Altered Carbon. Richard K. Morgan. 2003. Del Rey. 375 pages.
Rating: 4/5
What would it mean if we didn't really die? In Altered Carbon, a sci-fi detective novel, that is a reality. When a person dies, their consciousness is downloaded until it can be resleeved, or put into another body. These can be synthetic bodies, clones, or even the bodies of people that have committed crimes and are downloaded out of the body to serve their sentence. While still available, multiple resleevings are typically limited to the wealthy or members of military organizations. Real death can still occur if someone's stack, the device implanted in their spine to record their consciousness, is destroyed.
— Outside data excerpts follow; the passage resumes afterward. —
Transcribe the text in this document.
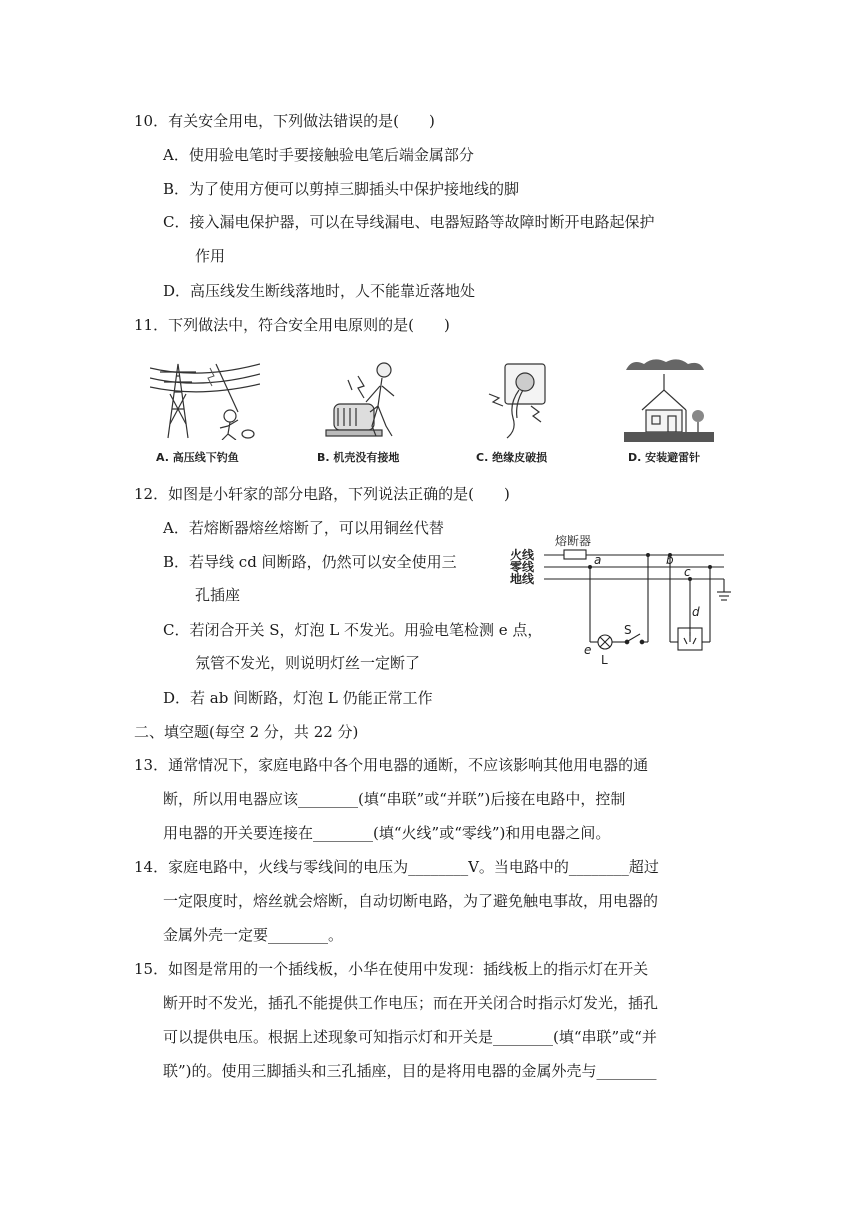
10．有关安全用电，下列做法错误的是(　　)
A．使用验电笔时手要接触验电笔后端金属部分
B．为了使用方便可以剪掉三脚插头中保护接地线的脚
C．接入漏电保护器，可以在导线漏电、电器短路等故障时断开电路起保护
作用
D．高压线发生断线落地时，人不能靠近落地处
11．下列做法中，符合安全用电原则的是(　　)
A. 高压线下钓鱼	B. 机壳没有接地	C. 绝缘皮破损	D. 安装避雷针
12．如图是小轩家的部分电路，下列说法正确的是(　　)
A．若熔断器熔丝熔断了，可以用铜丝代替
B．若导线 cd 间断路，仍然可以安全使用三
孔插座
C．若闭合开关 S，灯泡 L 不发光。用验电笔检测 e 点，
氖管不发光，则说明灯丝一定断了
D．若 ab 间断路，灯泡 L 仍能正常工作
熔断器
火线
零线
地线
a	b
c
d
e
S
L
二、填空题(每空 2 分，共 22 分)
13．通常情况下，家庭电路中各个用电器的通断，不应该影响其他用电器的通
断，所以用电器应该________(填“串联”或“并联”)后接在电路中，控制
用电器的开关要连接在________(填“火线”或“零线”)和用电器之间。
14．家庭电路中，火线与零线间的电压为________V。当电路中的________超过
一定限度时，熔丝就会熔断，自动切断电路，为了避免触电事故，用电器的
金属外壳一定要________。
15．如图是常用的一个插线板，小华在使用中发现：插线板上的指示灯在开关
断开时不发光，插孔不能提供工作电压；而在开关闭合时指示灯发光，插孔
可以提供电压。根据上述现象可知指示灯和开关是________(填“串联”或“并
联”)的。使用三脚插头和三孔插座，目的是将用电器的金属外壳与________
Takeshi Kovacs has been brought to Earth by Laurens Bancroft to find out who "killed" him. Bancroft's place in society allowed him the luxury of having a backup to his consciousness, as well as the money to hire someone to find his killer. Kovacs must adapt to a new environment and a new body, while wading through a prior police investigation and a following a bread trail that leads him into the underbelly of Bay City, formerly San Francisco. His training with the Envoy Corps, a high level military organization, allows him to adapt quickly to his new circumstances. Despite, or maybe because of, Kovacs' hyper-violent, over-sexed, and drug filled life, he makes for a very engaging narrator.
Running throughout the story is the question of what it really means for people to live in a world where bodies are basically disposable. This is examined through an ethical and religious lens. There is a thoughtfulness to this idea that brings the world to life.
The book harkens back to works like The Big Sleep, but felt too reliant on violence.